L’impossibilité de longue date

Les cristaux, éléments constitutifs de notre monde matériel, ont toujours suivi des règles strictes de symétrie. Pendant des siècles, les scientifiques ont cru que seules 230 structures cristallines distinctes étaient possibles, chacune étant basée sur des modèles atomiques répétitifs. Ce cadre excluait les structures présentant des « symétries interdites », comme un ordre de rotation quintuple ou septuple, car elles ne pouvaient pas s’emboîter sans espaces ni chevauchements.

L’idée que de telles structures pourraient exister a été proposée pour la première fois en 1983 par le physicien Paul Steinhardt et son élève Dov Levine. Leur théorie suggérait que les quasi-cristaux pourraient former des solides avec des motifs atomiques non répétitifs, créant une sorte de « disharmonie dans l’espace ». Cela a d’abord été accueilli avec scepticisme, mais en 1984, le spécialiste des matériaux Daniel Schechtman leur a donné raison en synthétisant un alliage cultivé en laboratoire avec une symétrie quintuple. Le prix Nobel a suivi en 2011, même si beaucoup considéraient encore les quasi-cristaux comme des anomalies instables confinées à des environnements contrôlés.

Au-delà du laboratoire : les quasi-cristaux à l’état sauvage

Steinhardt n’était pas satisfait. Il pensait que si les quasi-cristaux pouvaient se former dans des conditions de laboratoire, ils devaient aussi exister naturellement. En équipe avec le géologue Luca Bindi, ils ont commencé à rechercher ces matériaux dans le monde réel. L’une de leurs premières découvertes provenait d’une météorite appelée Khatyrkite, trouvée dans une région reculée de Sibérie. Cette météorite contenait le premier quasi-cristal naturel jamais identifié, prouvant que ces structures pouvaient se former en dehors du laboratoire.

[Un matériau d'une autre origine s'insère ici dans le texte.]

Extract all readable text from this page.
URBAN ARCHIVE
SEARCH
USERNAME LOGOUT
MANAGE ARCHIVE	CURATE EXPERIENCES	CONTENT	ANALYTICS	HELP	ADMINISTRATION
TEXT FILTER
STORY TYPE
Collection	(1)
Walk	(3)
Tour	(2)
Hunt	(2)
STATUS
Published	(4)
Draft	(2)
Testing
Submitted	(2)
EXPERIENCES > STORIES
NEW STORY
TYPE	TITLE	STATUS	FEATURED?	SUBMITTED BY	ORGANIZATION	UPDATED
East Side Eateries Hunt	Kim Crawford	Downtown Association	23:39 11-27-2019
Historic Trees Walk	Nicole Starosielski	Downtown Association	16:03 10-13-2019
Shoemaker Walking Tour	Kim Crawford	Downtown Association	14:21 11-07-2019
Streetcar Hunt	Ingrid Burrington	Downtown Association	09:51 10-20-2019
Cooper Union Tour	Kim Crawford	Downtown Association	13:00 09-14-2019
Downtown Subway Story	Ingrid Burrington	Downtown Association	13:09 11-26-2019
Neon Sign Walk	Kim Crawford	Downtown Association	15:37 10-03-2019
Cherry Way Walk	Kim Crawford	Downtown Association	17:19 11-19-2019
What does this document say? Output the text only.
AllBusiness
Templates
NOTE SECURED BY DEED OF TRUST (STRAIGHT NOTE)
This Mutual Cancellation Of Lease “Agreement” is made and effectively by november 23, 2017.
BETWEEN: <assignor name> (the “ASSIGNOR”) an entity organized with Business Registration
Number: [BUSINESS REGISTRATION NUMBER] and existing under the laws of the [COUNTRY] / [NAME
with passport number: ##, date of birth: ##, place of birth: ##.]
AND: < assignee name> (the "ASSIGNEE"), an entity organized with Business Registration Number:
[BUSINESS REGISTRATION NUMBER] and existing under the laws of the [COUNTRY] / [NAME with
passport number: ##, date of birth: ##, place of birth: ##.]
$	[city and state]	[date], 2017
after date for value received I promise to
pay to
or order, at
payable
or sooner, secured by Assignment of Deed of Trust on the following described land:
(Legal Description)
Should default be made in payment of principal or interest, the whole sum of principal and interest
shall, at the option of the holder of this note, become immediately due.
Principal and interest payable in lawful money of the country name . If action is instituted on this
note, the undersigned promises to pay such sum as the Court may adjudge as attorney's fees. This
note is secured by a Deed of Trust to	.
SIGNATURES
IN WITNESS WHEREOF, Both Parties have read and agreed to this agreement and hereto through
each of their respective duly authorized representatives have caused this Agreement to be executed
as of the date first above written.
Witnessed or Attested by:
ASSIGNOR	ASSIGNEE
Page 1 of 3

L’équipe a continué à repousser les limites, en explorant des environnements extrêmes où les quasi-cristaux pourraient survivre. L’une des idées clés était que des événements à haute énergie, comme les impacts ou les explosions d’astéroïdes, pourraient créer les conditions nécessaires à leur formation. Cela les a conduits à une source improbable : les restes du premier essai de bombe atomique, connus sous le nom de « trinitite ». Les échantillons collectés sur le site de Trinity contenaient non seulement du verre, mais également le premier quasi-cristal fabriqué par l’homme, formé par la chaleur intense et les ondes de choc de l’explosion.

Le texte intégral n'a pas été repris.